In this simple recipe, we introduced two new activities. In step 2, we have used the Metadata activity, with the dataset representing a folder in our container. In this step, we were only interested in the item name and the last modified date of the folder. In step 3, we added a Stored Procedure activity, which allows us to directly invoke a stored procedure in the remote database. In order to configure the Stored Procedure activity, we needed to obtain the parameters (itemName, lastModified, and UpdatedAt). The formulas used in step 5 (such as @activity('CsvDataFolder Metadata').output.itemName) define which activity the value is coming from (the CsvDataFolder Metadata activity) and which parts of the output are required (output.itemName). We have used the built-in conversion function convertFromUtc in order to present the time in a specific time zone (Pacific Standard Time, in our case).

There's more…

In this recipe, we only specified the itemName and lastModified fields as the metadata outputs. However, the Metadata activity supports many more options.
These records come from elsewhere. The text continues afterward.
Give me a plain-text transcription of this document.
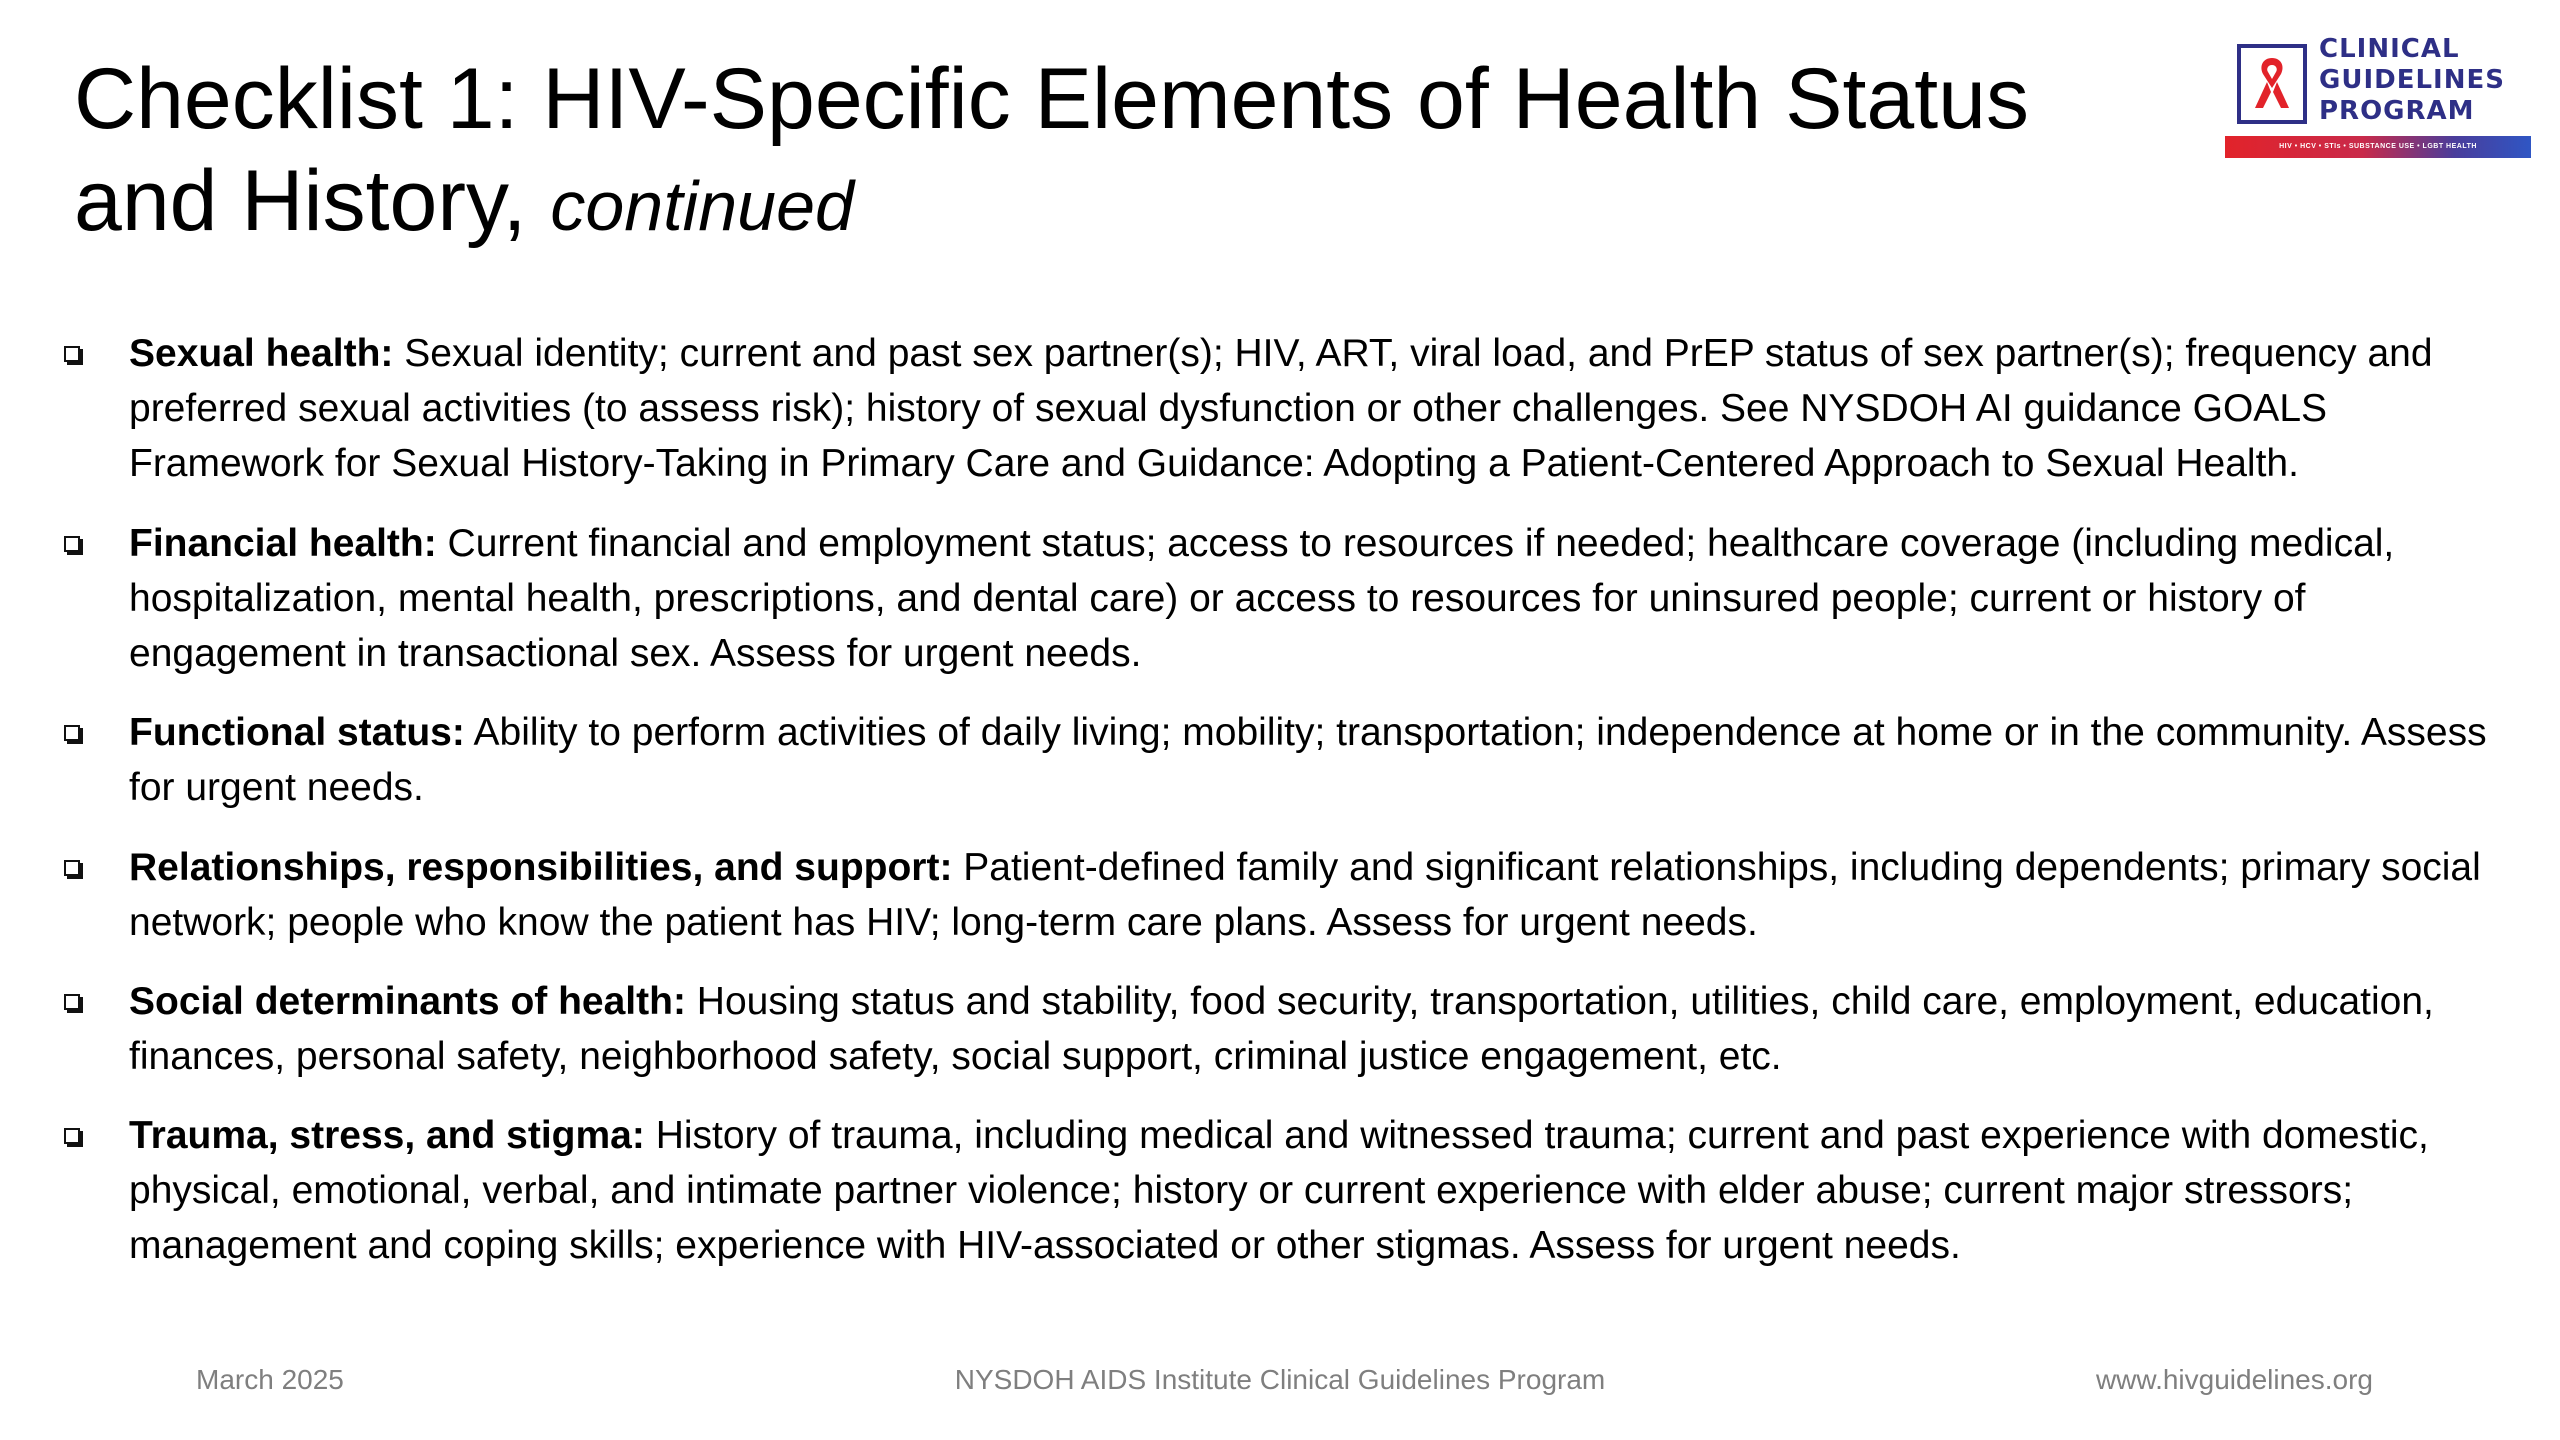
Checklist 1: HIV-Specific Elements of Health Status and History, continued
CLINICAL
GUIDELINES
PROGRAM
HIV • HCV • STIs • SUBSTANCE USE • LGBT HEALTH
Sexual health: Sexual identity; current and past sex partner(s); HIV, ART, viral load, and PrEP status of sex partner(s); frequency and preferred sexual activities (to assess risk); history of sexual dysfunction or other challenges. See NYSDOH AI guidance GOALS Framework for Sexual History-Taking in Primary Care and Guidance: Adopting a Patient-Centered Approach to Sexual Health.
Financial health: Current financial and employment status; access to resources if needed; healthcare coverage (including medical, hospitalization, mental health, prescriptions, and dental care) or access to resources for uninsured people; current or history of engagement in transactional sex. Assess for urgent needs.
Functional status: Ability to perform activities of daily living; mobility; transportation; independence at home or in the community. Assess for urgent needs.
Relationships, responsibilities, and support: Patient-defined family and significant relationships, including dependents; primary social network; people who know the patient has HIV; long-term care plans. Assess for urgent needs.
Social determinants of health: Housing status and stability, food security, transportation, utilities, child care, employment, education, finances, personal safety, neighborhood safety, social support, criminal justice engagement, etc.
Trauma, stress, and stigma: History of trauma, including medical and witnessed trauma; current and past experience with domestic, physical, emotional, verbal, and intimate partner violence; history or current experience with elder abuse; current major stressors; management and coping skills; experience with HIV-associated or other stigmas. Assess for urgent needs.
March 2025	NYSDOH AIDS Institute Clinical Guidelines Program	www.hivguidelines.org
Here is the list of currently supported options from the Data Factory documentation at https://docs.microsoft.com/azure/data-factory/control-flow-get-metadata-activity#capabilities:

Figure 2.18 – Metadata activity options

Figure 2.18 – Metadata activity options

The Metadata type options that are available to you will depend on the dataset: for example, the contentMD5 option is only available for files, while childItems is only available for folders.